Placed next to the first sentence with its relatively more complicated sentence structure, the second sentence demonstrates an abrupt change in pace of the narrative. Succeeding a long sentence with a short one, the authors manipulate the audience, and create an ominous and suspenseful atmosphere by accelerating their heart rate. This technique adheres to a trick used in horror movies, with its background music. Upon the imminent scare, directors will insert music that have slowly increasing beats, causing the audience’s gradually speeding hearts to contradict with the pace of the action. In The Tape, this technique is used in a similar manner. The shortening in syntax, compared to the reduced pace in narrative is analogous to Stacy’s hesitation of opening the closet, and the audience’s speeding hearts, creating tension. This technique creates discomfort and anxiety within the audience, enhancing the readers’ experience while reading.

Similarly, in Unexpected Love, the authors also utilize the juxtaposition between syntax complexity. For example: “Jack whispers to his brothers as they stalk behind her, like pestering flies. VERY large and muscular flies.” (TheArtist14. Et al, Scene 2) Here, Marissa is walking through prom, with the Jock Triplets- Jack, Steve, and Max- creeping up behind her. The sentence structure varies again. The first sentence is an independent clause, while the second, a sentence fragment. The first contains prepositional phrases, as well as a simile, while the second only names a noun as the subject; however, the second sentence includes capitalized words, which accentuates the short phrase, juxtaposing the syntax even further.

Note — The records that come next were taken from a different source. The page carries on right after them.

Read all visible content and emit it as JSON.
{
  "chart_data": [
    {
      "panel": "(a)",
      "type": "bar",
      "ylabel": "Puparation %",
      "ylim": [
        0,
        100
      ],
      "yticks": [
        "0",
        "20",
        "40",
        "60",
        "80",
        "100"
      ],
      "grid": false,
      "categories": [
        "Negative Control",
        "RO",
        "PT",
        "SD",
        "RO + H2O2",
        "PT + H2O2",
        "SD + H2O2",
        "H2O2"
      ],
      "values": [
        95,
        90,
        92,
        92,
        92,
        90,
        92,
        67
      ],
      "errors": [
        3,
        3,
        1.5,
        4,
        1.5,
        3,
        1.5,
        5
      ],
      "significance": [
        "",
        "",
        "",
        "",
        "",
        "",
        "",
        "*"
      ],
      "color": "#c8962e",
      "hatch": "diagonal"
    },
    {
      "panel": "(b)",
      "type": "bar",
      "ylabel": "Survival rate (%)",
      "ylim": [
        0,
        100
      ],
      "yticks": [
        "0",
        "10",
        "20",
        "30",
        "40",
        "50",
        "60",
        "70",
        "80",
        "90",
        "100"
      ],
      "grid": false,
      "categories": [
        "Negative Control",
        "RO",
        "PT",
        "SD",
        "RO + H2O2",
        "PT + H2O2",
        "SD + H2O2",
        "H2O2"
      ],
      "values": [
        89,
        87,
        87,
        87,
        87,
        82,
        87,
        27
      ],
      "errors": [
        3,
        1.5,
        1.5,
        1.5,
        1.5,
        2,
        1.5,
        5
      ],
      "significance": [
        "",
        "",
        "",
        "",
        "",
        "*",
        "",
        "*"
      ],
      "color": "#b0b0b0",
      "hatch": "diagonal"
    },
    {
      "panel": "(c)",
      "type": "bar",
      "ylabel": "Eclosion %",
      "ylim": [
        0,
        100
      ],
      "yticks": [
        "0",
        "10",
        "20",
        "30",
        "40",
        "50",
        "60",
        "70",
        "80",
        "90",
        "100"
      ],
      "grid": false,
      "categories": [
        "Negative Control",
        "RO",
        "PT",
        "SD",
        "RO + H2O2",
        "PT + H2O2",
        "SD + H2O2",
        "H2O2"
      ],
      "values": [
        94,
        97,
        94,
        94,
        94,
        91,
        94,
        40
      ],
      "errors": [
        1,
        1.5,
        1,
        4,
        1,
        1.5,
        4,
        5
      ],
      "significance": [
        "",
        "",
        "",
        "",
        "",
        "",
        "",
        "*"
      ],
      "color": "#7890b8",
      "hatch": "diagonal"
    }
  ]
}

This rhetorical choice creates humorous mood. Just like it did in The Tape, the abrupt syntax change surprises the audience, for they’re used to reading long and complicated sentences. Its effect is like the humorous cliché in a movie, where the scene stops moving with the “record scratch” sound effect in the background, all sounds become muted, and the narrator makes a jocular or ironic remark- the freeze frame effect. The change in syntax highlights the eye catching, awkward trio tagging behind Marissa, creating the visual incongruity, and ironic impression. Some may argue that this breaks the conventions of a school drama. Normally, the Jocks are supposed to be the ones sought after by their band of admirers. They’re supposed to be the stars of the school, who nonchalantly swaggers, bathing in the praise and popularity; however, by having the jocks swarm around one girl, the authors purposefully break the stereotype, and reverse their roles, which supports their claim that Marissa is the most beautiful girl in the school.

Similarly, the authors’ breaking of grammar conventions also supports the comedic effect. To the audience who are used to the strict grammatical rules shown up till now, the sentence fragment is surprising. The fragment serves as a repetition, as well as a modifier of the previous simile that compares the Jocks to a swarm of flies. Its statement: “VERY large and muscular flies” contradicts with our impression of flies as small and pestering insects, conveying the sense that these jocks are hard to ignore.

Without the use of these varying syntax, the stories wouldn’t be able to convey the strong emotions of the characters, and create the mood of the scene as effectively. Subsequently, the pieces wouldn’t have the same emotional impact on the audience as it does now. Yes, in some instances, these varying syntax choices may break grammatical and stylistic conventions, but they remain useful in elevating the story from just a school project to an emotional and compelling piece.







Works Cited:

4EverGreen, P1xie_Stranger, sophieahn, showersensation. “The Tape”. Storium. Scene 3.  /game/group-4–2/act-1/scene-2.

TheArtist14, FinesseGod3416, I_AM_ME, dann59. “Unexpected Love”. Storium.